While Drupal and RDF Extensions can export each individual entities as RDF, they don't offer a facility to collect the RDF data of all entities in one place. For example, the RDF output of a node might reference other nodes or users of the site, but there is no data about these resources in the RDF of the first node. Having all the RDF data available in one place enables querying of graph data, possibly combined with third party data from the LOD cloud.

Triple stores are the best candidates for indexing this data since they are optimized for storing and querying large amounts of RDF data (they are also called RDF stores). Many different RDF stores exist, each with their own pros/cons, some are open source, some are optimized for large datasets, some support clustering. Wikipedia has a good list of Triple stores. Note that Drupal only support ARC2 for now, but it is possible to write plugins to support other stores (contact me if you are interested).

Triplestore setup

You first have to make sure you have a triple store ready to receive RDF data. Drupal currently only supports the ARC2 store which can run in the same database as the Drupal site. It is handy for prototyping and lightweight datasets and does not require to set up a separate server.
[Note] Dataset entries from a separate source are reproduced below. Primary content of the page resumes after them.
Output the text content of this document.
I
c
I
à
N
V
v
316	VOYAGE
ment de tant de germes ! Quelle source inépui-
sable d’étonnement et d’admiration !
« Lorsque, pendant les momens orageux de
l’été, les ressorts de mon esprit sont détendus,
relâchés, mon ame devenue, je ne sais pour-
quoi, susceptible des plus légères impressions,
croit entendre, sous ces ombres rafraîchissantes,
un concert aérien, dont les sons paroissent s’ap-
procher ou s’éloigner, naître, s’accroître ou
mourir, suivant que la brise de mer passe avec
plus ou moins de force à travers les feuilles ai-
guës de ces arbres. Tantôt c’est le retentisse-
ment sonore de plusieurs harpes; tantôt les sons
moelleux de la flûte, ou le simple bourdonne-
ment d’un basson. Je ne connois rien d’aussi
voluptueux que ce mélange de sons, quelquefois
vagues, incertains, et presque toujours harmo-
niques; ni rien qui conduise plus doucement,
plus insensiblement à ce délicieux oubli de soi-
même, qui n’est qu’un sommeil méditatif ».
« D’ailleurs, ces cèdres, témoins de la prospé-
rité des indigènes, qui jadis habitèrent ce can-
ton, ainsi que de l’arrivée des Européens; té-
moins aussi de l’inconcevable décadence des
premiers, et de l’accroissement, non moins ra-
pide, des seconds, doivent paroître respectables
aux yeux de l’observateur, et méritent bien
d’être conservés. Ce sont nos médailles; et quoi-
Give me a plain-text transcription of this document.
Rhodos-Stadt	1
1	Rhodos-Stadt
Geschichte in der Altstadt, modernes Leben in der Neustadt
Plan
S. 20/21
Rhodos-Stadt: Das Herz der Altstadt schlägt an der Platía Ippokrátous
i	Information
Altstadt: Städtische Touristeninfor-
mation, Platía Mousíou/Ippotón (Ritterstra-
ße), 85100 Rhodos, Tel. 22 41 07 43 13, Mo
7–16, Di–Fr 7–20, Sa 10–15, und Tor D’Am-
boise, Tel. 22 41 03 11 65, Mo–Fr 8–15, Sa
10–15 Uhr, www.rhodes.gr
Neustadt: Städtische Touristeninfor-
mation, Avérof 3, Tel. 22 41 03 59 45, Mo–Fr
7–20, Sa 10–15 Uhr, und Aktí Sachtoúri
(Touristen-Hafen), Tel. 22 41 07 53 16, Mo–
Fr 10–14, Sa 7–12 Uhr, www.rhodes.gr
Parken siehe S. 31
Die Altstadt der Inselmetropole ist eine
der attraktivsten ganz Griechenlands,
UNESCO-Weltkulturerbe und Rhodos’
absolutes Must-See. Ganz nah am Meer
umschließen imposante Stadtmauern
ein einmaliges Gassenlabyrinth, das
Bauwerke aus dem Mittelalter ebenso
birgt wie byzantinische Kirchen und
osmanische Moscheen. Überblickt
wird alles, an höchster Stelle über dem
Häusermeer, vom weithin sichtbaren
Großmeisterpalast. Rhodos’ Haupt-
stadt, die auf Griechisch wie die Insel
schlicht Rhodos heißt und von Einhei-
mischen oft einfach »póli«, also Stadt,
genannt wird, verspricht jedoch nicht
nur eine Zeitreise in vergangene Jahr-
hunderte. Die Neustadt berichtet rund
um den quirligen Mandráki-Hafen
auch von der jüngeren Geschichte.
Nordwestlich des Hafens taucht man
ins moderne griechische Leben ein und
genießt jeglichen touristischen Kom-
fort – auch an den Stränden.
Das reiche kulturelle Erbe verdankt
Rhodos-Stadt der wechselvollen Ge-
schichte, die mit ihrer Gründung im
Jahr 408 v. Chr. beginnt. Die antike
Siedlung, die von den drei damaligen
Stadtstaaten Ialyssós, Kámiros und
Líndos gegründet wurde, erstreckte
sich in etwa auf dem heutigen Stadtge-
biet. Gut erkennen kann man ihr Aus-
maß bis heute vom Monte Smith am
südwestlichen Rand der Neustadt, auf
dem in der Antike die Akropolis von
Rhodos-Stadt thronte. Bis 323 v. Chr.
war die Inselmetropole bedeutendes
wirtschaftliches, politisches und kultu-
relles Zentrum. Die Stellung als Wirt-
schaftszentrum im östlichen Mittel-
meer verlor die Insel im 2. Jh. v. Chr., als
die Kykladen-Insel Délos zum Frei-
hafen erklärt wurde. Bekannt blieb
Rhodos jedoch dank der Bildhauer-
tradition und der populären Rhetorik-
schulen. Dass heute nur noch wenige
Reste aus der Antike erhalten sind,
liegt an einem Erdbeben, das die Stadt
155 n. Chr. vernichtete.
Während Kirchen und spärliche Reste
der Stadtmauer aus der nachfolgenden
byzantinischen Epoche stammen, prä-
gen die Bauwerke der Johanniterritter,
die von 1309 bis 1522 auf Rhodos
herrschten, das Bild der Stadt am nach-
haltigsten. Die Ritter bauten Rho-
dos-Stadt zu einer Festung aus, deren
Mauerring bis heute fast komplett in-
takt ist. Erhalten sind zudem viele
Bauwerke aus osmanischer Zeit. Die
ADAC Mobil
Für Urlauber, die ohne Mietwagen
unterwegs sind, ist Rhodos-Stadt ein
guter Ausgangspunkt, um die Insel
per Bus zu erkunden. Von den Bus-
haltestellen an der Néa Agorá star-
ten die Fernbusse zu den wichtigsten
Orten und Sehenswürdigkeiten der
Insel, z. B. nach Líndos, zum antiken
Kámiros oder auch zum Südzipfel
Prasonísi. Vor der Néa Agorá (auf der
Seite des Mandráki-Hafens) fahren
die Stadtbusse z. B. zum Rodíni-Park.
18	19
  • Install the ARC2 store module which requires the ARC2 library.
  • Browse to Configuration > Web Services > ARC2 store settings and click on "Add".
  • Fill in a name for your store (for example 'default') and specify the URI at which you want a SPARQL endpoint to be published, typically 'sparql'. Most of the other settings are fine to leave as default.

arc2_store.png

Indexing RDF data

Once you have your triplestore ready to receive RDF data, you need to set up Drupal to send its RDF data to your store. The RDF Indexer module for developed to manage the indexing of Drupal entities into any triplestore, and relies on the popular Search API module to set up each indexer.

  • Install RDF Indexer and Search API
  • Browse to Configuration » Search and metadata » Search API and click on "Add server"
  • Enter a name for your server (e.g. RDF indexing server) and choose the "RDF Indexer service" as service class.
  • A list of available store should appear below, choose the store you just created above, and click save.
  • Go back to the Search API page, and this time click on create an index. In Search API, indexes are in charge of tracking a set of entities and keep them indexed in the particular server they are connected to.
  • Give a name to the new index (e.g. "Node RDF index") and choose the entity type this index will take care of. Select also the server you just created above.
  • On the fields page, just hit the save button. Fields are not used by the RDF Indexer module, so they can be left unselected.
  • The workflow page allows you to fine tune your index:
    • Bundle filter allows you to choose which content types (or bundles) you want to index. This is useful for example if you only want to index nodes of a particular type.
    • Public entities is useful if your site contains private nodes that you don't want to be indexed in your RDF store. Only the nodes accessible to the public (anonymous user) will be indexed

Once your RDF indexer server and index are ready, you can start indexing content by going to the "Status" tab of your index, and click "Index now". The indexing will also happen on cron run, so make sure you have Cron running often enough (every 5 or 10mins). This will make sure that as entities get created or updated, your RDF index will be kept up to date.